There are always small details and I am sure that I omitted many of them. If you have a question after reading the paper and this page, please let me know.
This sentiment dataset was used for the paper: John Blitzer, Mark Dredze, Fernando Pereira. Biographies, Bollywood, Boom-boxes and Blenders: Domain Adaptation for Sentiment Classification. Association of Computational Linguistics (ACL), 2007.
Note: If you use this data for your research or a publication, please cite the above paper as the reference for the data. Also, please drop me a line so I know that you found the data useful.

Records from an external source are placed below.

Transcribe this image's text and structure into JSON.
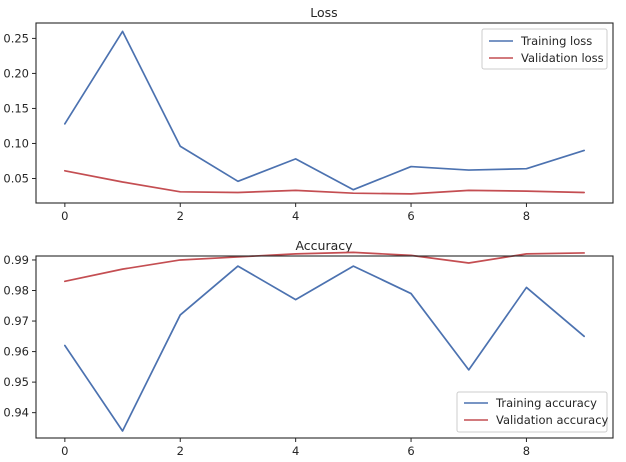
{
  "chart_data": [
    {
      "type": "line",
      "title": "Loss",
      "xlabel": "",
      "ylabel": "",
      "x": [
        0,
        1,
        2,
        3,
        4,
        5,
        6,
        7,
        8,
        9
      ],
      "xlim": [
        -0.5,
        9.5
      ],
      "ylim": [
        0.015,
        0.272
      ],
      "xticks": [
        0,
        2,
        4,
        6,
        8
      ],
      "yticks": [
        0.05,
        0.1,
        0.15,
        0.2,
        0.25
      ],
      "ytick_labels": [
        "0.05",
        "0.10",
        "0.15",
        "0.20",
        "0.25"
      ],
      "grid": false,
      "legend_position": "top-right",
      "series": [
        {
          "name": "Training loss",
          "color": "#4c72b0",
          "values": [
            0.128,
            0.26,
            0.096,
            0.046,
            0.078,
            0.034,
            0.067,
            0.062,
            0.064,
            0.09
          ]
        },
        {
          "name": "Validation loss",
          "color": "#c44e52",
          "values": [
            0.061,
            0.045,
            0.031,
            0.03,
            0.033,
            0.029,
            0.028,
            0.033,
            0.032,
            0.03
          ]
        }
      ]
    },
    {
      "type": "line",
      "title": "Accuracy",
      "xlabel": "",
      "ylabel": "",
      "x": [
        0,
        1,
        2,
        3,
        4,
        5,
        6,
        7,
        8,
        9
      ],
      "xlim": [
        -0.5,
        9.5
      ],
      "ylim": [
        0.9317,
        0.9913
      ],
      "xticks": [
        0,
        2,
        4,
        6,
        8
      ],
      "yticks": [
        0.94,
        0.95,
        0.96,
        0.97,
        0.98,
        0.99
      ],
      "ytick_labels": [
        "0.94",
        "0.95",
        "0.96",
        "0.97",
        "0.98",
        "0.99"
      ],
      "grid": false,
      "legend_position": "bottom-right",
      "series": [
        {
          "name": "Training accuracy",
          "color": "#4c72b0",
          "values": [
            0.962,
            0.934,
            0.972,
            0.988,
            0.977,
            0.988,
            0.979,
            0.954,
            0.981,
            0.965
          ]
        },
        {
          "name": "Validation accuracy",
          "color": "#c44e52",
          "values": [
            0.983,
            0.987,
            0.99,
            0.991,
            0.992,
            0.9925,
            0.9915,
            0.989,
            0.992,
            0.9923
          ]
        }
      ]
    }
  ]
}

Free Spoken Digit Dataset (FSDD)FSDD is an open dataset, which means it will grow over time as data is contributed.it is a simple audio/speech dataset consisting of recordings of spoken digits in wav files at 8kHz. The recordings are trimmed so that they have near minimal silence at the beginnings and ends.
- 4 speakers
- 2,000 recordings (50 of each digit per speaker)
- English pronunciations
Files are named in the following format: {digitLabel}_{speakerName}_{index}.wav Example: 7_jackson_32.wav
Sentiment 140:This dataset contains 16 lakhs tweets that are labelled as positive or negative with each class having 8 lakh tweets.This dataset was made by the students at Stanford. Their approach was unique because the training data was automatically created, as opposed to having humans manual annotate tweets. In the approach, it was assumed that any tweet with positive emoticons, like :), are positive, and tweets with negative emoticons , like 🙁 are negative. They used the Twitter Search API to collect these tweets by using a keyword search. This is described in their paper.
The dataset is described as:
- The data is a CSV with emoticons removed. Data file format has 6 fields:
- 0 – the polarity of the tweet (0 = negative, 2 = neutral, 4 = positive)
- 1 – the id of the tweet (2087)
- 2 – the date of the tweet (Sat May 16 23:58:44 UTC 2009)
- 3 – the query (lyx). If there is no query, then this value is NO_QUERY.
- 4 – the user that tweeted (robotickilldozr)
- 5 – the text of the tweet (Lyx is cool)
Note: This dataset is not open-source. In case you use this dataset, please cite Sentiment140 as your source.